Sobre o tema Cândido Rangel Dinamarco assevera que: “outra característica da jurisdição decorre do fato de que os órgãos jurisdicionais são, por sua própria índole, inertes (nemo judex sine actore, ne procedat judex ex officio).
O certo é que, seria quase que impossível manter a imparcialidade das decisões, caso o magistrado pudesse, de ofício, instaurar, para posteriormente julgar a demanda por ele iniciada.
O parágrafo supra ganha guarita no fato de que, o magistrado não iria romper a inércia da jurisdição, a fim de instaurar uma demanda sobre a qual ele não tivesse preliminar convicção sobre a quem pertence à razão, o que lhe tiraria toda a imparcialidade no respectivo julgamento.

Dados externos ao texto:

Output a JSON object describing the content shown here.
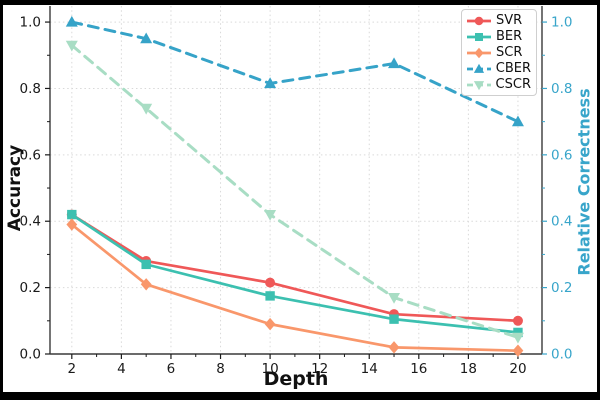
{
  "figure": {
    "background": "#ffffff",
    "frame_color": "#000000"
  },
  "chart_data": {
    "type": "line",
    "title": "",
    "xlabel": "Depth",
    "ylabel_left": "Accuracy",
    "ylabel_right": "Relative Correctness",
    "x_ticks": [
      2,
      4,
      6,
      8,
      10,
      12,
      14,
      16,
      18,
      20
    ],
    "y_tick_values": [
      0.0,
      0.2,
      0.4,
      0.6,
      0.8,
      1.0
    ],
    "y_tick_labels": [
      "0.0",
      "0.2",
      "0.4",
      "0.6",
      "0.8",
      "1.0"
    ],
    "xlim": [
      1.12,
      20.97
    ],
    "ylim": [
      0,
      1.0484
    ],
    "grid": true,
    "legend_position": "upper right",
    "x": [
      2,
      5,
      10,
      15,
      20
    ],
    "series": [
      {
        "name": "SVR",
        "axis": "left",
        "color": "#ef5858",
        "marker": "circle",
        "linestyle": "solid",
        "values": [
          0.42,
          0.28,
          0.215,
          0.12,
          0.1
        ]
      },
      {
        "name": "BER",
        "axis": "left",
        "color": "#3cc0b0",
        "marker": "square",
        "linestyle": "solid",
        "values": [
          0.42,
          0.27,
          0.175,
          0.105,
          0.065
        ]
      },
      {
        "name": "SCR",
        "axis": "left",
        "color": "#f9976b",
        "marker": "diamond",
        "linestyle": "solid",
        "values": [
          0.39,
          0.21,
          0.09,
          0.02,
          0.01
        ]
      },
      {
        "name": "CBER",
        "axis": "right",
        "color": "#36a3c8",
        "marker": "triangle-up",
        "linestyle": "dashed",
        "values": [
          1.0,
          0.95,
          0.815,
          0.875,
          0.7
        ]
      },
      {
        "name": "CSCR",
        "axis": "right",
        "color": "#a8ddc4",
        "marker": "triangle-down",
        "linestyle": "dashed",
        "values": [
          0.93,
          0.74,
          0.42,
          0.17,
          0.05
        ]
      }
    ],
    "style": {
      "left_axis_color": "#1a1a1a",
      "right_axis_color": "#38a5ca",
      "grid_color": "#d9d9d9",
      "spine_color": "#3a3a3a"
    }
  }
}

Nesse mesmo sentido, Marcos Destefenni nos ensina que:
Também já apontamos a inércia como características da jurisdição. A atividade jurisdicional é essencialmente inerte, uma vez que não há demanda sem provocação do interessado (Nemo judex sine actore). Por isso, também não pode o juiz, de ofício, instaurar a relação processual (ne procedat judex ex officio). Só em casos excepcionais é possível a atuação ex officio do judiciário.
UNIDADE
Jurisdição é um poder estatal, portanto, é uma. Para cada Estado soberano existe uma jurisdição. Só há função jurisdicional, pois se nos referíssemos em várias jurisdições, estaríamos aceitando a idéia de existir várias soberanias e vários Estados.
Entretanto, esse poder uno, pode ser administrativamente dividido em órgãos distintos, sendo cada qual com sua competência, sempre subordinado ao poder estatal. Embora seja uno, a jurisdição é divisível.